Riff Infraestrutura Fundo de Investimento em Infraestrutura, gerido pela Paramis Capital e administrado pela S3 Caceis Brasil DTVM S.A. Investe predominantemente em debêntures incentivadas de infraestrutura, com carteira pulverizada em mais de 100 emissores privados distribuídos por transporte, utilities/saneamento, energia e serviços financeiros ligados à infraestrutura. O foco é gerar renda mensal isenta de IR para pessoa física (Lei 14.801/2024) com exposição majoritária a papéis indexados ao IPCA. É um fundo jovem (início em jul/2024) e pequeno (PL ~R$ 144 mi), com liquidez secundária baixa e cota negociando a forte deságio sobre o valor patrimonial.

Recomendação: NEUTRO · Nota 5,4/10 · Cotação R$ 7,71 · P/VP 0,8 · DY 12m 13,63%

Análise e recomendação

O RIFF11 é um FI-Infra jovem (início em jul/2024) e pequeno (PL de R$ 144 mi) que oferece uma combinação interessante na superfície: DY de 13,63% isento de IR para PF, carteira pulverizada em mais de 100 emissores de debêntures incentivadas e — o ponto que mais chama atenção — uma cota negociando a P/VP de 0,80x, deságio de 20% sobre o valor patrimonial de R$ 9,63.

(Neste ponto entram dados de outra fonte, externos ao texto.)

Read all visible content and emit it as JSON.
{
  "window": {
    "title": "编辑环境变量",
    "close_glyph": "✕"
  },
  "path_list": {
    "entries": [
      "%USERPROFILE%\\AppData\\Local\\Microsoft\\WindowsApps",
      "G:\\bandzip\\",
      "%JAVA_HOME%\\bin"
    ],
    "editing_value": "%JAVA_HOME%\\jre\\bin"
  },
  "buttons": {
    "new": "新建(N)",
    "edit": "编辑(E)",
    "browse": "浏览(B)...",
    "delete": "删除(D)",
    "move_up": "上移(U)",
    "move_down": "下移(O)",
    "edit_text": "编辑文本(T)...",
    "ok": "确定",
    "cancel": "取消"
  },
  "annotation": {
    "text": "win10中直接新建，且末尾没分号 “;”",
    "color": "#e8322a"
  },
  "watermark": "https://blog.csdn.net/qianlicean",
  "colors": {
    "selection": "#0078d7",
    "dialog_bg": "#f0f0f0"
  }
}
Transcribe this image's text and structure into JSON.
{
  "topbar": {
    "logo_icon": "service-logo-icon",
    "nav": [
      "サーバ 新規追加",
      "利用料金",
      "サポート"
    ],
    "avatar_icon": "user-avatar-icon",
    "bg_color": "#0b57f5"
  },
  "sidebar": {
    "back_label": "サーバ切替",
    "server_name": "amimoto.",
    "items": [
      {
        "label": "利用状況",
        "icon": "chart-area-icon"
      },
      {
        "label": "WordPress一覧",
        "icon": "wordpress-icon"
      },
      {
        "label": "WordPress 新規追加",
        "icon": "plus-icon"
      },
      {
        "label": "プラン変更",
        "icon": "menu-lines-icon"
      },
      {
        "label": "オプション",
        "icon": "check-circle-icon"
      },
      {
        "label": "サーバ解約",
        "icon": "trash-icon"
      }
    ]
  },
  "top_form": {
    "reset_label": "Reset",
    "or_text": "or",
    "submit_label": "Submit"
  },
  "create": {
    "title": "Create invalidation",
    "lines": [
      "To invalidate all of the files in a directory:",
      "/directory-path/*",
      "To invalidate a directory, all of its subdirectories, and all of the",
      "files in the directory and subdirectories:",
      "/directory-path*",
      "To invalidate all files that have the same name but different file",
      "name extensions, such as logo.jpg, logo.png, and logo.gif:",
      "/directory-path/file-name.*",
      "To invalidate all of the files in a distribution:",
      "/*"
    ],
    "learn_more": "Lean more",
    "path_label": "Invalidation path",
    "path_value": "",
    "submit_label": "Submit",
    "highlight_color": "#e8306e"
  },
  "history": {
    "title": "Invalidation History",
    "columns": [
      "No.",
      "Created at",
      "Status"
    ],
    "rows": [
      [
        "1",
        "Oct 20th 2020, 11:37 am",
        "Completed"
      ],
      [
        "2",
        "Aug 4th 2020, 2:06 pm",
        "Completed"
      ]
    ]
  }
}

Esse deságio, porém, não é gratuito. O fundo é muito menor que os pares líquidos (KDIF11 tem PL ~R$ 4,8 bi contra os R$ 144 mi do RIFF11), tem apenas 6.404 cotistas e gira só R$ 278 mil/dia na bolsa — liquidez que limita seriamente a entrada e a saída. Pior: o retorno total desde o IPO é negativo (-2,84%), e 2025 rendeu apenas 8,32%, bem abaixo de FI-Infras estabelecidos. O Sharpe 12M próximo de zero confirma que, até aqui, o investidor não foi remunerado pelo risco assumido.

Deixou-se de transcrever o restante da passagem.